Hannah volvió a parecer desolada.

– Me temo que no puedo hacerlo -contestó-. Ya se lo he prometido a otro.

«¿¡Cómo!?», exclamó Barbara para sus adentros, parpadeando. Su amiga le había explicado de camino al baile que nunca le concedía ningún baile a un hombre con antelación. Solo lo hacía con el duque, antes de que dejara de bailar. Y desde que habían llegado a casa de los Merriwether, Barbara no había visto que le concediera un baile a ningún caballero. Sin embargo, lo peor estaba por llegar.

– ¿El segundo, entonces? -Insistió el señor Huxtable-. ¿O el tercero?

– Lo siento mucho, señor Huxtable -contestó Hannah con voz pesarosa-. Los tengo todos comprometidos. Quizá en otra ocasión.

El caballero se despidió con una reverencia y se alejó.

– ¿Hannah? -dijo Barbara.

– Bailaré todas las piezas -le aseguró su amiga-. Nunca hay que parecer ansiosa, Babs.

Y en ese momento volvió su séquito, compitiendo por llamar su atención.

«Qué embustes más descarados y raros», pensó Barbara. ¿Se podía atraer a un hombre llamando su atención para luego desdeñarlo? ¿Así se lograba que un desconocido se convirtiera en un amante?

Esperaba que no. Porque estaba convencida de que Hannah cometería un error garrafal si se enredaba con un amante. Y el señor Huxtable, aunque parecía el perfecto caballero, también parecía muy peligroso. El tipo de hombre que se cansaba pronto de que jugaran con él.

Ojalá acabara por darle la espalda a Hannah cuando llegase el momento.

Y en ese instante sus pensamientos se vieron interrumpidos por la llegada de un caballero que se mostró interesado en conocerla. En cuanto Hannah los presentó, el caballero le hizo una reverencia sin soltarle la mano y la invitó a bailar la pieza inaugural.

Estuvo tentada de echarse un vistazo a los pies para comprobar que, efectivamente, seguía teniendo dos. De repente, se le secó la boca, el corazón comenzó a latirle con mucha fuerza y deseó estar con Simón.

– Gracias -contestó con una sonrisa serena mientras colocaba la palma de la mano en el brazo que el caballero le ofrecía. No recordaba su nombre.

Entretanto, Hannah hacía alarde del atributo más importante que había adquirido a lo largo de los últimos once años: la paciencia. Nunca debía mostrarse ansiosa. Por nada. Mucho menos cuando estaba empeñada en conseguir algo. Y estaba empeñada en conseguir a Constantine Huxtable. Había descubierto que era más atractivo de lo que lo recordaba, y estaba segura de que sería un amante satisfactorio. Posiblemente el término «satisfactorio» se quedara corto, de hecho.

Y también sabía que él no creía desearla como amante. Ese hecho le quedó muy claro durante el encuentro en Hyde Park. Se había limitado a mirarla con expresión glacial desde la posición ventajosa que le ofrecía su montura y ella había llegado a la conclusión de que la despreciaba. Como muchos otros, por supuesto, que ni siquiera la conocían. Aunque, para ser justos, la culpa era solo suya. Sin embargo, la seguían. Y no podían apartar los ojos de ella.

El duque la había enseñado no solo a hacerse notar, sino también a ser irresistible.
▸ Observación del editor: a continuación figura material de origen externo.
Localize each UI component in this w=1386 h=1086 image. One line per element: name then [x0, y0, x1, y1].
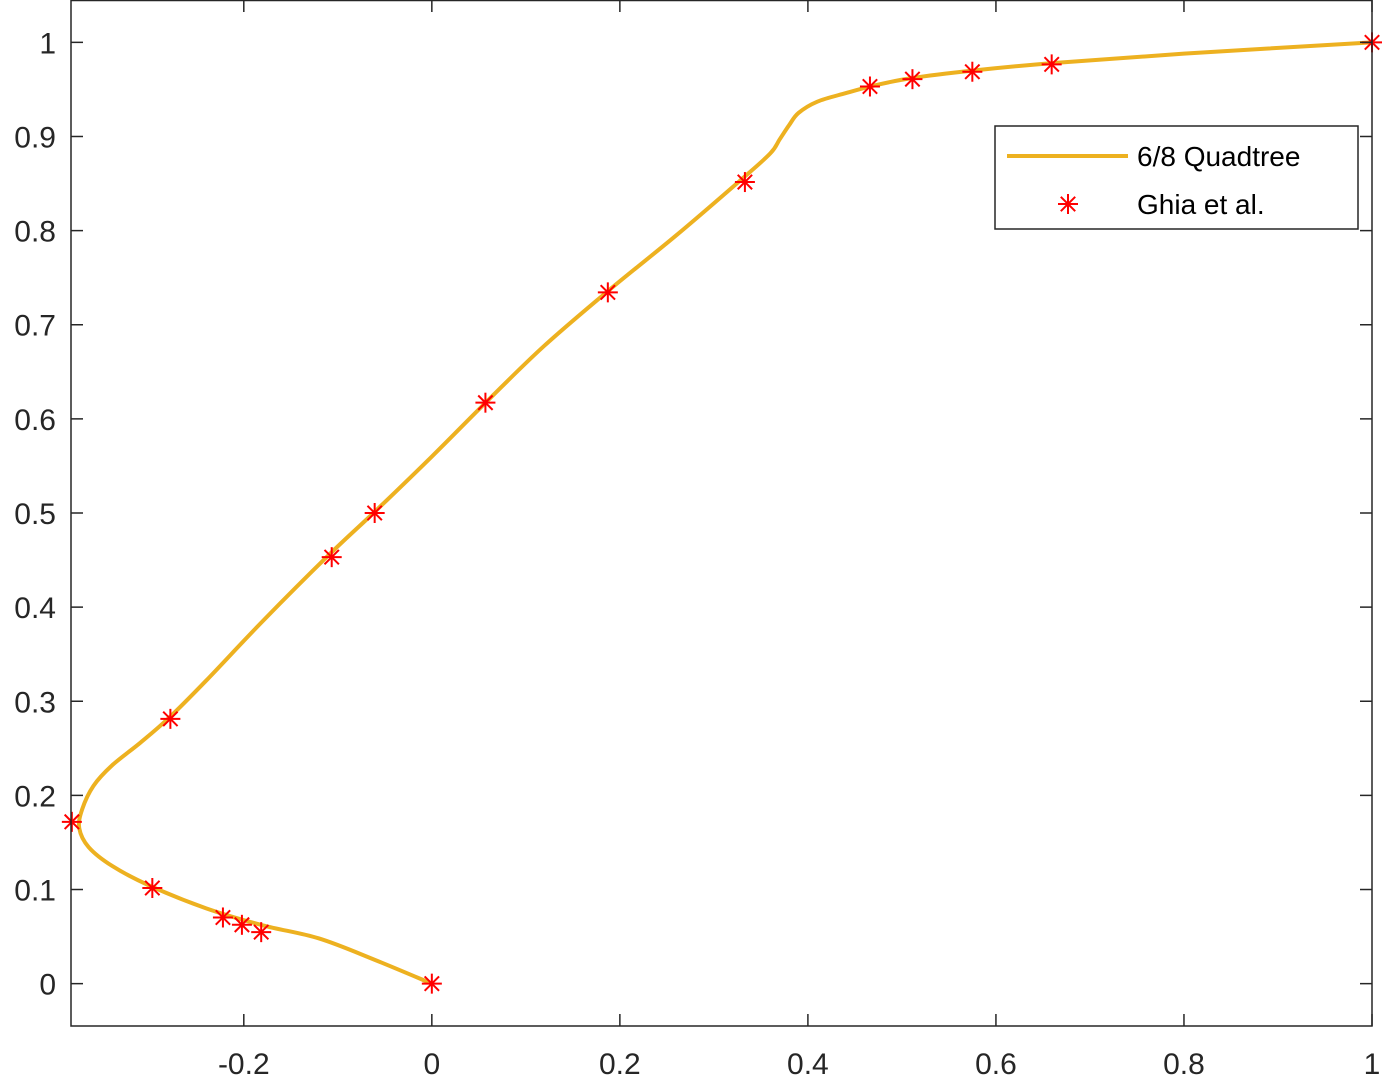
- legend-label-quadtree: 6/8 Quadtree: [1137, 141, 1300, 172]
- x-tick-label: 0.6: [975, 1048, 1017, 1081]
- data-point-ghia: [251, 922, 272, 943]
- y-tick-label: 0.9: [14, 121, 56, 154]
- data-point-ghia: [734, 172, 755, 193]
- data-point-ghia: [61, 811, 82, 832]
- legend: 6/8 Quadtree Ghia et al.: [994, 125, 1359, 230]
- legend-label-ghia: Ghia et al.: [1137, 189, 1265, 220]
- data-point-ghia: [212, 907, 233, 928]
- marker-layer: [61, 32, 1382, 994]
- y-tick-label: 0.8: [14, 216, 56, 249]
- x-tick-label: 0.2: [599, 1048, 641, 1081]
- legend-asterisk-icon: [1058, 194, 1078, 214]
- y-tick-label: 1: [39, 27, 56, 60]
- data-point-ghia: [142, 878, 163, 899]
- x-tick-label: 0.4: [787, 1048, 829, 1081]
- data-point-ghia: [364, 503, 385, 523]
- y-tick-label: 0.4: [14, 592, 56, 625]
- y-tick-label: 0: [39, 969, 56, 1002]
- data-point-ghia: [231, 914, 252, 935]
- x-tick-label: 0.8: [1163, 1048, 1205, 1081]
- x-ticks: -0.2 0 0.2 0.4 0.6 0.8 1: [218, 0, 1380, 1081]
- y-tick-label: 0.6: [14, 404, 56, 437]
- data-point-ghia: [902, 69, 923, 90]
- data-point-ghia: [475, 392, 496, 413]
- y-ticks: 0 0.1 0.2 0.3 0.4 0.5 0.6 0.7 0.8 0.9 1: [14, 27, 1372, 1002]
- legend-box: [994, 125, 1359, 230]
- y-tick-label: 0.5: [14, 498, 56, 531]
- y-tick-label: 0.7: [14, 310, 56, 343]
- x-tick-label: -0.2: [218, 1048, 270, 1081]
- y-tick-label: 0.1: [14, 875, 56, 908]
- y-tick-label: 0.3: [14, 686, 56, 719]
- data-point-ghia: [597, 282, 618, 303]
- data-point-ghia: [321, 547, 342, 568]
- data-point-ghia: [1041, 54, 1062, 75]
- x-tick-label: 1: [1364, 1048, 1381, 1081]
- data-point-ghia: [962, 61, 983, 82]
- data-point-ghia: [859, 76, 880, 97]
- x-tick-label: 0: [423, 1048, 440, 1081]
- legend-marker-sample: [1058, 194, 1078, 214]
- data-point-ghia: [421, 973, 442, 994]
- data-point-ghia: [160, 708, 181, 729]
- y-tick-label: 0.2: [14, 780, 56, 813]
«Nadie admira la timidez ni el recato, amor mío», le dijo en una ocasión al comienzo de su matrimonio, cuando Hannah poseía un exceso de ambas cualidades. «Amor mío» era su forma de referirse a ella. Nunca la había llamado «Hannah». De la misma forma que ella siempre lo había llamado «duque».

Había aprendido a no mostrarse tímida en ninguna situación. A no ser recatada en ninguna circunstancia. A ser paciente.


Tres noches después del baile, Hannah y Barbara se encontraban en un concierto privado en casa de los Heaton. Estaban con el resto de los invitados que habían llegado temprano en una antesala oval, disfrutando de una copa de vino mientras aguardaban el momento de ocupar sus asientos en la sala de música. Como siempre, las rodeaba un séquito de admiradores y amigos de Hannah. Dos de ellos rivalizaban por el honor de ocupar un asiento a su lado durante la velada. Podría haberles recordado que en realidad había dos lugares que ocupar junto a ella, pero tal vez el argumento no satisficiera a ninguno de los dos.

Hannah se abanicaba la cara despacio cuando reparó en la llegada de los condes de Sheringford, una pareja cuyo matrimonio, celebrado hacía ya varios años, fue la culminación de un escándalo monumental, aunque la pareja parecía haber encontrado la felicidad.

La condesa la vio y la saludó con una sonrisa. El conde también lo hizo, aunque añadió un breve saludo con la mano. Con ellos se encontraba el señor Huxtable. Claro, pensó, era familia de la condesa, quien a su vez era la hermana del conde de Merton. El señor Huxtable las saludó, a Barbara y a ella, con una inclinación de cabeza, pero sin sonreír.

El resto de los ocupantes de la estancia perdió lustre en su presencia. Tenía que ser su amante. Lo sería. Se negaba a dudarlo.

«Si deseas algo, amor mío, jamás lo conseguirás. "Desear" es una palabra timorata, despreciable. Implica que se está seguro de no poder conseguir lo que se desea, implica la certeza de saberse poco merecedor de dicho deseo y de que solo se tendrá una posibilidad si se produce un milagro. Lo que debes hacer en cambio es esforzarte en lograr las cosas y las conseguirás. Los milagros no existen.»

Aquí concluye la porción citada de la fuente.